Our Jenkins server(linux machine) slows down over a period of time and it gets unresponsive. All the jobs take unexpectedly long time(even though they run on slaves which are different machines from server). One of things I have observed is increase in the number of open files. The number seems to be increasing as shown in the image below. Does anyone have a solution to keep check on this without restarting the server? Also, are there any configurations/tweaks that could improve the performance of the jenkins server?

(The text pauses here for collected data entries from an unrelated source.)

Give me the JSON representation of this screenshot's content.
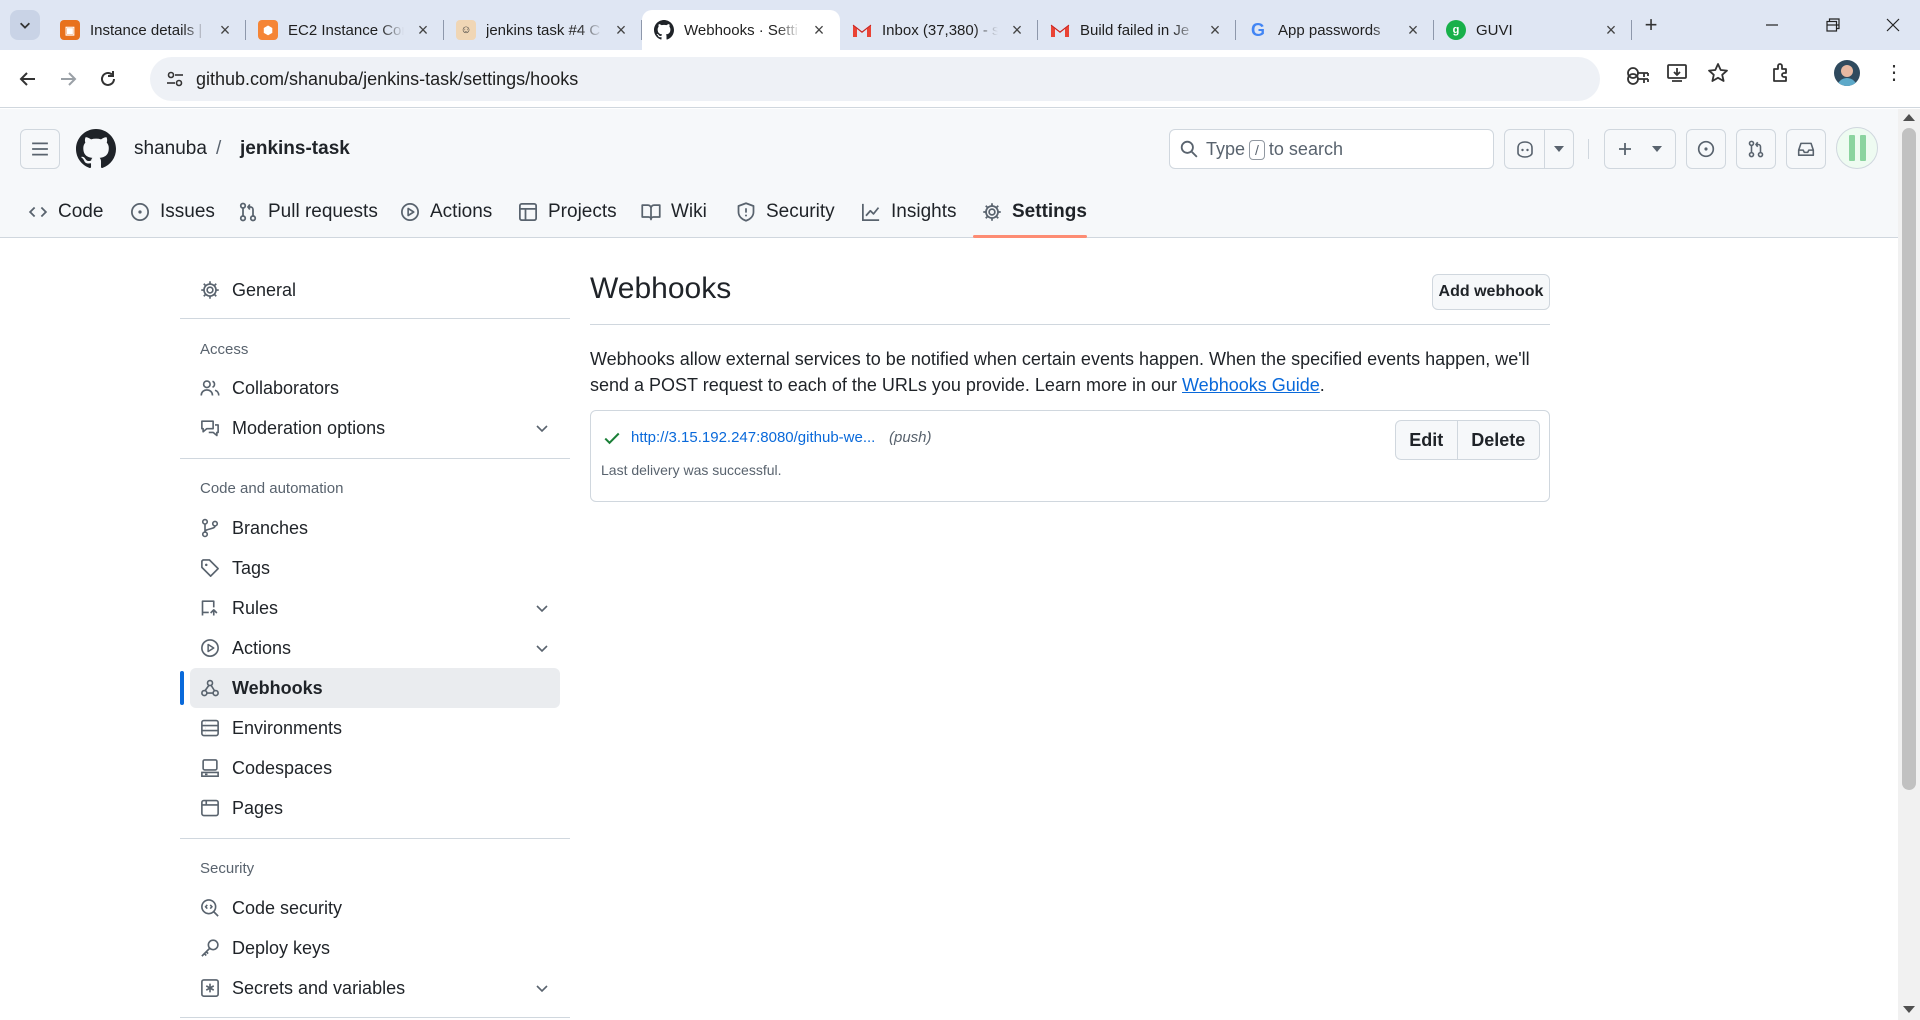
{
  "browser": {
    "tabs": [
      {
        "title": "Instance details |",
        "icon": "aws-instance-icon",
        "color": "#e8711c"
      },
      {
        "title": "EC2 Instance Con",
        "icon": "aws-ec2-icon",
        "color": "#f58536"
      },
      {
        "title": "jenkins task #4 C",
        "icon": "jenkins-icon",
        "color": "#d33833"
      },
      {
        "title": "Webhooks · Setti",
        "icon": "github-icon",
        "color": "#1f2328",
        "active": true
      },
      {
        "title": "Inbox (37,380) - s",
        "icon": "gmail-icon",
        "color": "#ea4335"
      },
      {
        "title": "Build failed in Je",
        "icon": "gmail-icon",
        "color": "#ea4335"
      },
      {
        "title": "App passwords",
        "icon": "google-icon",
        "color": "#4285f4"
      },
      {
        "title": "GUVI",
        "icon": "guvi-icon",
        "color": "#18b04a"
      }
    ],
    "url": "github.com/shanuba/jenkins-task/settings/hooks"
  },
  "header": {
    "owner": "shanuba",
    "separator": "/",
    "repo": "jenkins-task",
    "search_prefix": "Type",
    "search_key": "/",
    "search_suffix": "to search"
  },
  "repo_nav": {
    "code": "Code",
    "issues": "Issues",
    "pulls": "Pull requests",
    "actions": "Actions",
    "projects": "Projects",
    "wiki": "Wiki",
    "security": "Security",
    "insights": "Insights",
    "settings": "Settings"
  },
  "sidebar": {
    "general": "General",
    "access_heading": "Access",
    "collaborators": "Collaborators",
    "moderation": "Moderation options",
    "code_heading": "Code and automation",
    "branches": "Branches",
    "tags": "Tags",
    "rules": "Rules",
    "actions": "Actions",
    "webhooks": "Webhooks",
    "environments": "Environments",
    "codespaces": "Codespaces",
    "pages": "Pages",
    "security_heading": "Security",
    "code_security": "Code security",
    "deploy_keys": "Deploy keys",
    "secrets": "Secrets and variables"
  },
  "main": {
    "title": "Webhooks",
    "add_button": "Add webhook",
    "description": "Webhooks allow external services to be notified when certain events happen. When the specified events happen, we'll send a POST request to each of the URLs you provide. Learn more in our",
    "guide_link": "Webhooks Guide",
    "period": ".",
    "hook": {
      "url": "http://3.15.192.247:8080/github-we...",
      "events": "(push)",
      "status": "Last delivery was successful.",
      "edit": "Edit",
      "delete": "Delete"
    }
  },
  "colors": {
    "accent": "#0969da",
    "selected_tab_underline": "#fd8c73",
    "success": "#1a7f37"
  }
}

We are using Jenkins for four years and we tried to keep it up-to-date (Jenkins + plug-ins).
Like you we experimented some inconvenience, depending on new versions of Jenkins or plug-ins...
So we decided to stop this "continuous" upgrade
Here are humble tips:
Avoid technical debt. Update Jenkins as much as you can, but use only "Long Term Support" versions (latest is 2.138.2)
Backup your entire jenkins_home before any upgrade!
Restart Jenkins every night
Add RAM to your server. Jenkins use file system a lot and this will improve caching
Define JVM min/max memory parameters with the same value to avoid dynamic reallocation, for example: -Xms4G -Xmx4G
Add slaves and execute jobs only on slaves
In addition to above, you can also try:
Discarding old builds
Distribute the builds on multiple slaves, if possible.